Зато иногда, – ох, редко, редко! – судьба бывала ко мне милостива. Я сталкивался с Конопацкими в гуще выходящего потока, увильнуть никуда нельзя было. Екатерина Матвеевна, смеясь черными глазами, заговаривала со мною. Катя, краснея, протягивала руку. И я шел с ними уж до самого их дома, и они приглашали зайти; я отнекивался, но в конце концов заходил. И уходил поздно вечером, пьяный от счастья, с запасом радости и мечтаний на многие недели.
***Когда я входил в переднюю дома Конопацких, меня встречал какой-то особенный, милый запах. У каждого дома есть свой запах.
Запах передней крепко остался у меня в памяти, с нею связаны особенно радостные воспоминания. Когда я уходил, мы всегда долго стояли в передней, – в ней так хорошо говорилось перед уходом, так интимно и свободно; и так лукаво глядели милые, смеющиеся глаза Кати! И так приветно сверкали влюбленные девичьи улыбки! Милая передняя – просторная, с деревянными вешалками и с этим удивительно приятным, характерным запахом.
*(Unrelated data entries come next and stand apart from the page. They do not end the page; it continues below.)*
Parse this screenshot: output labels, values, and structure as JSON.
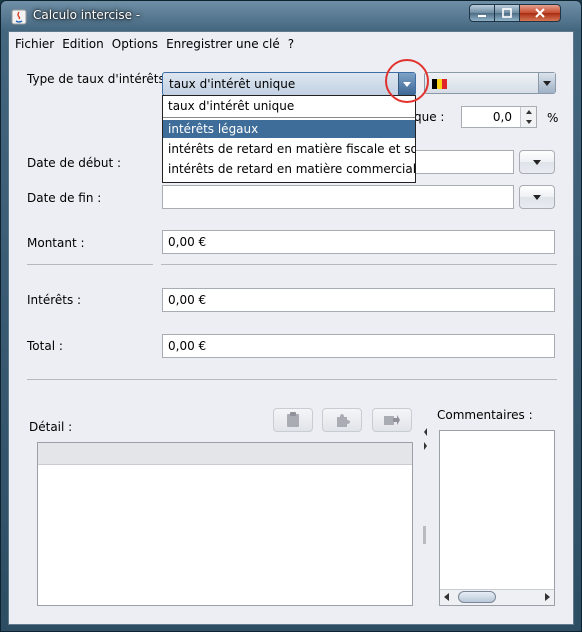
{
  "window": {
    "title": "Calculo intercise -",
    "controls": [
      "minimize",
      "maximize",
      "close"
    ]
  },
  "menubar": {
    "items": [
      "Fichier",
      "Edition",
      "Options",
      "Enregistrer une clé",
      "?"
    ]
  },
  "form": {
    "rate_type_label": "Type de taux d'intérêts :",
    "rate_type_selected": "taux d'intérêt unique",
    "rate_options": [
      "taux d'intérêt unique",
      "intérêts légaux",
      "intérêts de retard en matière fiscale et sociale",
      "intérêts de retard en matière commerciale"
    ],
    "rate_options_highlighted": "intérêts légaux",
    "country_flag": {
      "name": "belgium-flag",
      "colors": [
        "#000000",
        "#f9d41a",
        "#e0242b"
      ]
    },
    "unique_rate_label_fragment": "que :",
    "rate_value": "0,0",
    "percent_sign": "%",
    "start_date_label": "Date de début :",
    "start_date_value": "",
    "end_date_label": "Date de fin :",
    "end_date_value": "",
    "amount_label": "Montant :",
    "amount_value": "0,00 €",
    "interest_label": "Intérêts :",
    "interest_value": "0,00 €",
    "total_label": "Total :",
    "total_value": "0,00 €"
  },
  "detail": {
    "label": "Détail :",
    "toolbar_icons": [
      "clipboard-icon",
      "puzzle-icon",
      "export-icon"
    ]
  },
  "comments": {
    "label": "Commentaires :"
  },
  "annotation": {
    "color": "#e1322e"
  }
}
Когда я был уже студентом, Конопацкие купили для своей школы новый большой дом на Калужской улице. В старом их доме открыла школу для начинающих моя тетя, тетя Анна. Как-то был я у нее. Прощаюсь в передней и говорю:
– Удивительно приятный запах в передней тут.
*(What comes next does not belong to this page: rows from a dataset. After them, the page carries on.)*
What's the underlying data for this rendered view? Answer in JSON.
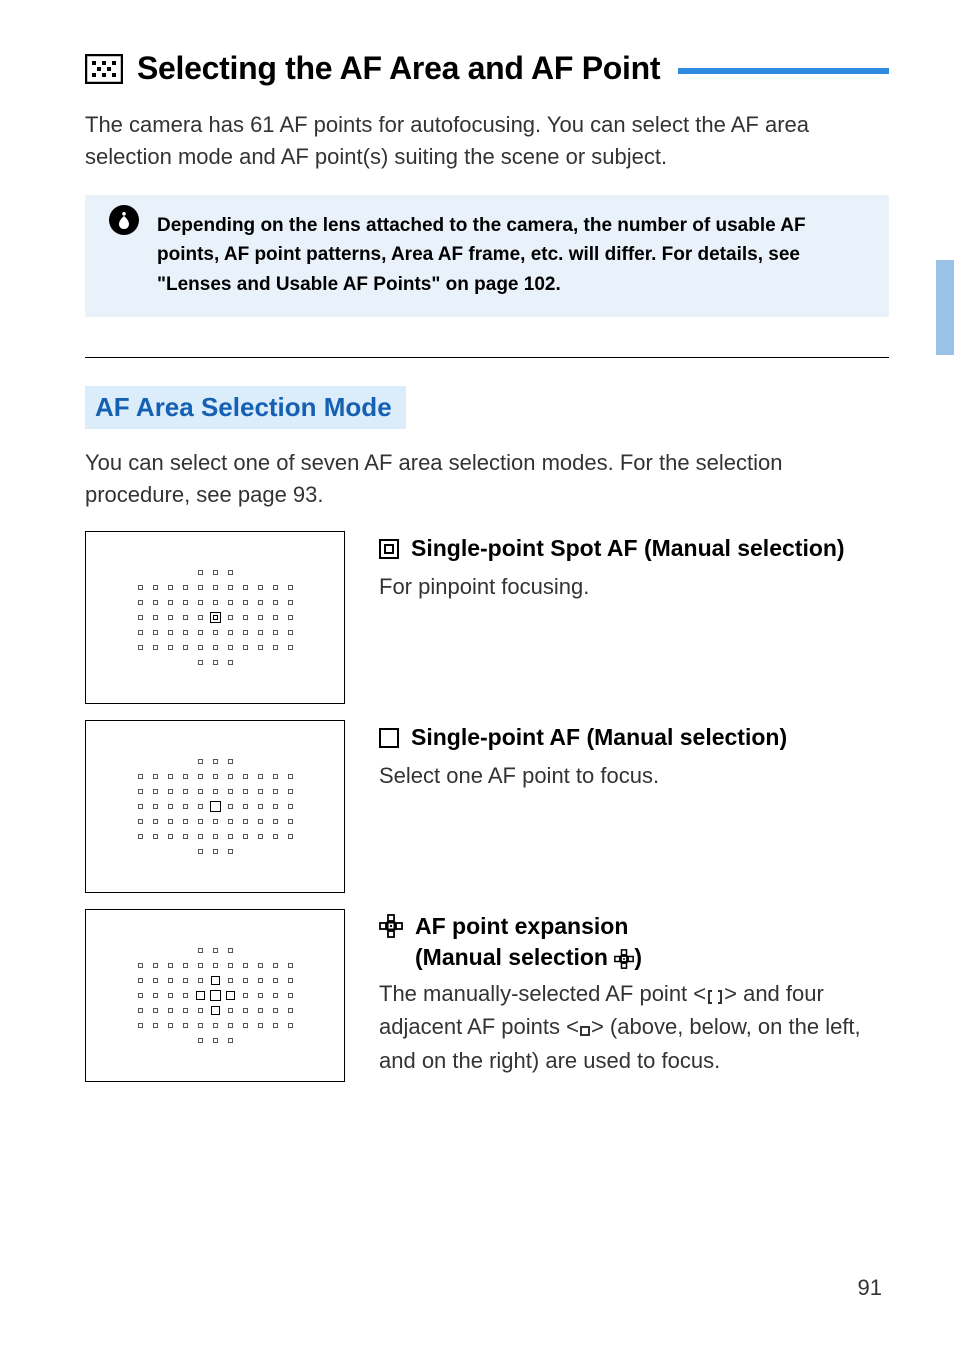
{
  "title": "Selecting the AF Area and AF Point",
  "intro": "The camera has 61 AF points for autofocusing. You can select the AF area selection mode and AF point(s) suiting the scene or subject.",
  "note": "Depending on the lens attached to the camera, the number of usable AF points, AF point patterns, Area AF frame, etc. will differ. For details, see \"Lenses and Usable AF Points\" on page 102.",
  "section_heading": "AF Area Selection Mode",
  "section_intro": "You can select one of seven AF area selection modes. For the selection procedure, see page 93.",
  "modes": {
    "spot": {
      "title": "Single-point Spot AF (Manual selection)",
      "desc": "For pinpoint focusing."
    },
    "single": {
      "title": "Single-point AF (Manual selection)",
      "desc": "Select one AF point to focus."
    },
    "expand": {
      "title_line1": "AF point expansion",
      "title_line2_prefix": "(Manual selection ",
      "title_line2_suffix": ")",
      "desc_a": "The manually-selected AF point <",
      "desc_b": "> and four adjacent AF points <",
      "desc_c": "> (above, below, on the left, and on the right) are used to focus."
    }
  },
  "page_number": "91"
}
Тетя изумленно вытаращила на меня глаза.
– Приятный?! Просто измучились, не знаем, что делать: тянет в переднюю из отхожего места. И Конопацкие сколько с этим бились, ничего не могли поделать.
Я внюхался – и, к изумлению своему, должен был согласиться. Да! Вполне несомненно! Пахнет… отхожим местом!
***Когда я перешел в седьмой класс, старший брат Миша кончил реальное училище, выдержал конкурсный экзамен в Горный институт и уехал в Петербург. До этого мы с Мишей жили в одной комнате. Теперь, – я мечтал, – я буду жить в комнате один. Была она небольшая, с одним окном, выходившим в сад. Но после отъезда Миши папа перешел спать ко мне. До этого он спал в большом своем кабинете, – с тремя окнами на улицу и стеклянною дверью на балкон.
Пана, по-видимому, для того ко мне переселился, чтобы больше сблизиться со мною. Ему как будто хотелось, чтобы между нами установились близко-дружеские, товарищеские отношения.
Детьми мы все очень стеснялись его, чувствовали себя При папе связанно и неловко. Слишком он был ригористичен, слишком не понимал и не переваривал ребяческих шалостей и глупостей, слишком не чувствовал детской души. Когда он входил в комнату, сестренки, игравшие в куклы или в школу, смущенно замолкали. Папа страдал от этого, удивлялся, почему они бросили играть, просил продолжать, замороженные девочки пробовали продолжать, но ничего не выходило.
В старших классах гимназии у меня с папой стали завязываться более близкие отношения, мы много и горячо спорили по самым разнообразным вопросам. Но, конечно, настоящих товарищеских, дружеских отношений не было и не могло быть. А папе хотелось этого, и он поселился со мною в одной комнате, чтобы общение наше было частое, ежеминутное. Но должен сознаться, – кроме большого для меня стеснения, ничего из этого совместного житья не получилось. И я иногда думал с озлоблением: зачем папа спит в моей маленькой комнатке, когда у него есть просторный кабинет? Впрочем, папа и сам, по-видимому, скоро увидел бесплодность своей попытки, и последний год гимназической жизни я уже жил в своей комнате один.